In a previous post I detailed how to setup ECMP with multiple ISP connections.
One of the issues I faced was managing the ISP supplied modem when it is bridge mode. Bridge mode essentially disables routing, NAT and passes the traffic to the DHCP request coming from your actual router (in my case this is the Palo Alto firewall). The ISP supplied modems are cheap and don’t have an out of band management interface (with a separate routing table). There is no way to add a default gateway, short of hacking the device which voids warranty and you run the risk of bricking the modem. Heres what I did to solve this issue:
1. Find a enterprise grade router that can handle NAT and supports multiple routed ports:
Ubiquiti Edge Router X
2. Setup the Ubiquiti Edge Router X with eth0 the management interface (in your management subnet) and change the default password.

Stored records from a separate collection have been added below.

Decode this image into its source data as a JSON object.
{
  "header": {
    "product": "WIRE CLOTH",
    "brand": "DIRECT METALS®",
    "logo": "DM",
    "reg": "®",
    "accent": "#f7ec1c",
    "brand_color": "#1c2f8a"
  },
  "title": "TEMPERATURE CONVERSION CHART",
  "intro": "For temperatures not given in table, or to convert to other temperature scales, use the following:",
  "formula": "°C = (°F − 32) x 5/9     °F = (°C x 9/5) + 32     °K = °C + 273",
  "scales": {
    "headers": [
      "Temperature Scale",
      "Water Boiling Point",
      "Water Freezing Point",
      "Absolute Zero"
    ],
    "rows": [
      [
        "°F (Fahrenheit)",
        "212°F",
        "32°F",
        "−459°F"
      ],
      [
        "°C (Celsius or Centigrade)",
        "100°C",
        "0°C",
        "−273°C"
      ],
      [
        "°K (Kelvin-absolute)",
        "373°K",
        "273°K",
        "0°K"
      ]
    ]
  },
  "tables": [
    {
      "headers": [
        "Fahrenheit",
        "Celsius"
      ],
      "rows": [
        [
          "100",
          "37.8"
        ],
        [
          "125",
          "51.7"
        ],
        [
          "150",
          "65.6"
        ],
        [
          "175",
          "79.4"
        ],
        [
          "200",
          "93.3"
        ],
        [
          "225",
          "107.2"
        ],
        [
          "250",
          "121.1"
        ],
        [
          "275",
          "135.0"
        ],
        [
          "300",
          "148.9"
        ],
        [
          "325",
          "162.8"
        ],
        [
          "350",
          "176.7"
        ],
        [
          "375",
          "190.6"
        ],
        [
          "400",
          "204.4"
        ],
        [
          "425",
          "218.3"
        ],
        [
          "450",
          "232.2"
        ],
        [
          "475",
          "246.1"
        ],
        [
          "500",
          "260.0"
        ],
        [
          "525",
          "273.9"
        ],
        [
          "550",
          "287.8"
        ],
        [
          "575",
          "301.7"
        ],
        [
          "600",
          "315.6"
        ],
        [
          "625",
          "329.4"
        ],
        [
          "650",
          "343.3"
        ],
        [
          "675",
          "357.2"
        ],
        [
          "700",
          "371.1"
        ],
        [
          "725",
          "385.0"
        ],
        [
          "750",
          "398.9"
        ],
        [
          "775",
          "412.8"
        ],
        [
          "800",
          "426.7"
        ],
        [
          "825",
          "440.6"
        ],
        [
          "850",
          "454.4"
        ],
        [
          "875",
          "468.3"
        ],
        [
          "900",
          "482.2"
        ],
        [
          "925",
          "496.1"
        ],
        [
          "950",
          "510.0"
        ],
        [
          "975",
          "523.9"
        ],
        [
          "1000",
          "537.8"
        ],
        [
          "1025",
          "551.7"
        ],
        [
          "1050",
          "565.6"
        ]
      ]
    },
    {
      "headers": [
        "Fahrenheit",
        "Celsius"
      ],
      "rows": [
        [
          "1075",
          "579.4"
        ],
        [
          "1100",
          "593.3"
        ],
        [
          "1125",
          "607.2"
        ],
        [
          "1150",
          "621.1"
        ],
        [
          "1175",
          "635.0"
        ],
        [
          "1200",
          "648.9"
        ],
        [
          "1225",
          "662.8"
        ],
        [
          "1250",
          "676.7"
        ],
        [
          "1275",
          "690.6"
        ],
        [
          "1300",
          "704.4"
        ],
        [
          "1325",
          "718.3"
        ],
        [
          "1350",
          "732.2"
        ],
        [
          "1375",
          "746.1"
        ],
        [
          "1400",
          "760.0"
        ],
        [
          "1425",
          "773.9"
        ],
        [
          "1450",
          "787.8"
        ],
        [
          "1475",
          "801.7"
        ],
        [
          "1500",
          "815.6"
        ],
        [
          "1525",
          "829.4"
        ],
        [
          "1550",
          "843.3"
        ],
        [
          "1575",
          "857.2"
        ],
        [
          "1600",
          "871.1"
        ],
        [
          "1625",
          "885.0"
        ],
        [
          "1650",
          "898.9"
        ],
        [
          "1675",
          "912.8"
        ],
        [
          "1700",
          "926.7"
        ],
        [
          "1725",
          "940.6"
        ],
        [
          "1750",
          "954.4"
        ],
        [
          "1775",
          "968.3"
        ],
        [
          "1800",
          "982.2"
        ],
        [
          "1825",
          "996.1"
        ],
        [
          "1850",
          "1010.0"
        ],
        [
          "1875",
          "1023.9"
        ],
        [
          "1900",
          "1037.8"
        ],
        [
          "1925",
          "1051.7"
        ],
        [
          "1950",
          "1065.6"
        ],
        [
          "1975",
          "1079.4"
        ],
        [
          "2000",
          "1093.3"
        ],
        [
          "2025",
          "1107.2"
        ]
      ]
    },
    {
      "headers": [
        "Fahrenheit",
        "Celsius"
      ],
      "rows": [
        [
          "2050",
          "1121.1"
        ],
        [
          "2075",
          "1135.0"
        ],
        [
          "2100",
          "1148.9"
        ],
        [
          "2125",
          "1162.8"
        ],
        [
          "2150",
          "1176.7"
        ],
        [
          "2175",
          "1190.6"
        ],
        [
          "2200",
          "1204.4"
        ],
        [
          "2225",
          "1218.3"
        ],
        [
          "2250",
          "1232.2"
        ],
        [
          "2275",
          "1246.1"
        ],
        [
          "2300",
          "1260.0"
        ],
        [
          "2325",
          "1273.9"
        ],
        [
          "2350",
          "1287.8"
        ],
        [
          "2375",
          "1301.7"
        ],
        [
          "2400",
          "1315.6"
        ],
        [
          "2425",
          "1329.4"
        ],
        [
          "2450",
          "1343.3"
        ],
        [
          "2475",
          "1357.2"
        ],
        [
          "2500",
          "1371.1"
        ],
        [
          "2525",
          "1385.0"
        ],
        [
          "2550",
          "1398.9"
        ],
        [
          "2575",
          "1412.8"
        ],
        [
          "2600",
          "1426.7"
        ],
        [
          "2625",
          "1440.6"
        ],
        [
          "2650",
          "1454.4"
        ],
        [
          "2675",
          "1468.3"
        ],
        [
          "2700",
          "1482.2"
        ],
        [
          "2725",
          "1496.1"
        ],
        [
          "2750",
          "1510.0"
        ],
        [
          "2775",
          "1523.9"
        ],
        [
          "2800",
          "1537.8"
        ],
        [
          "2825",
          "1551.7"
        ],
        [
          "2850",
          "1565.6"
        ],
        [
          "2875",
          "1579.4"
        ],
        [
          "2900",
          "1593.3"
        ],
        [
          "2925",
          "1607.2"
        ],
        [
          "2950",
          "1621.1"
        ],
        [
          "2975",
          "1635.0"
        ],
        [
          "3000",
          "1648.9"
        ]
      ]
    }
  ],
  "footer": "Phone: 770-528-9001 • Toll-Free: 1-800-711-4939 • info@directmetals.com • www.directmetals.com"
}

2. Create a network management subnet just for bridge mode modems. Can be any size you want, but I went with a /29 which gives me x 2 /30s and 4 useable IPv4 addresses. For this example I used 192.168.19.128/29. This subnet should be routable via your campus WAN service.
3. The modems I was dealing with are Technicolor TG789VAC, they have a built in protection where if the source ip is not in the same subnet as the modems IP address, you get an access denied error message on the nginx web server. I suspect it is IPtables. So I made the modems IP address in the /29 range. In this example we have set the modem to 192.168.19.130/30 (the first /30 in the /29 block.
4. Set your layer 3 device to route the subnet to the Ubiquiti Edge Max device. Incoming Cisco IOS-XE syntax:
ip route 192.168.19.128 255.255.255.248 10.2.0.10
5. The edge router is setup in pure routed mode. Each routed interface will correspond to a modem in bridge mode. Configure Eth1 to 192.168.19.129. Eth2 could use the next /30 if you had a second bridged modem on the same campus LAN.
6. Now here comes to magic; set the NAT rule for the interface to masquarade (which is Unix speak for PAT, in Cisco speak its called ‘overload’).
7. Now you can manage the modem again at http://192.168.19.130. This helps when a copper technology like VDSL requires a modem reboot or line speed / status troubleshooting.
8. Below is a network diagram detailing what we have done to solve this issue:
As a side note I use Ubiquiti Network Management System to manage all our UBNT devices. Free software and works really well (device backups, email alerts, rich HTML 5 management).
Update (03/05/20). Edge Router X also works great with NBN FTTP which uses IPoE and FTTC which uses PPPoE. I deployed an ER-X for a Fibre to the Curb installation this week. The uplink to the NBN NTD requires a 802.1q trunk port. The port facing your router needs to be set with port Vlan ID ‘2’. The ER-X supports dot1q and port vlans. For FTTP the port does not need trunking or a PVID, simply DHCP is fine to grab the IP assigned to the circuit from the ISP.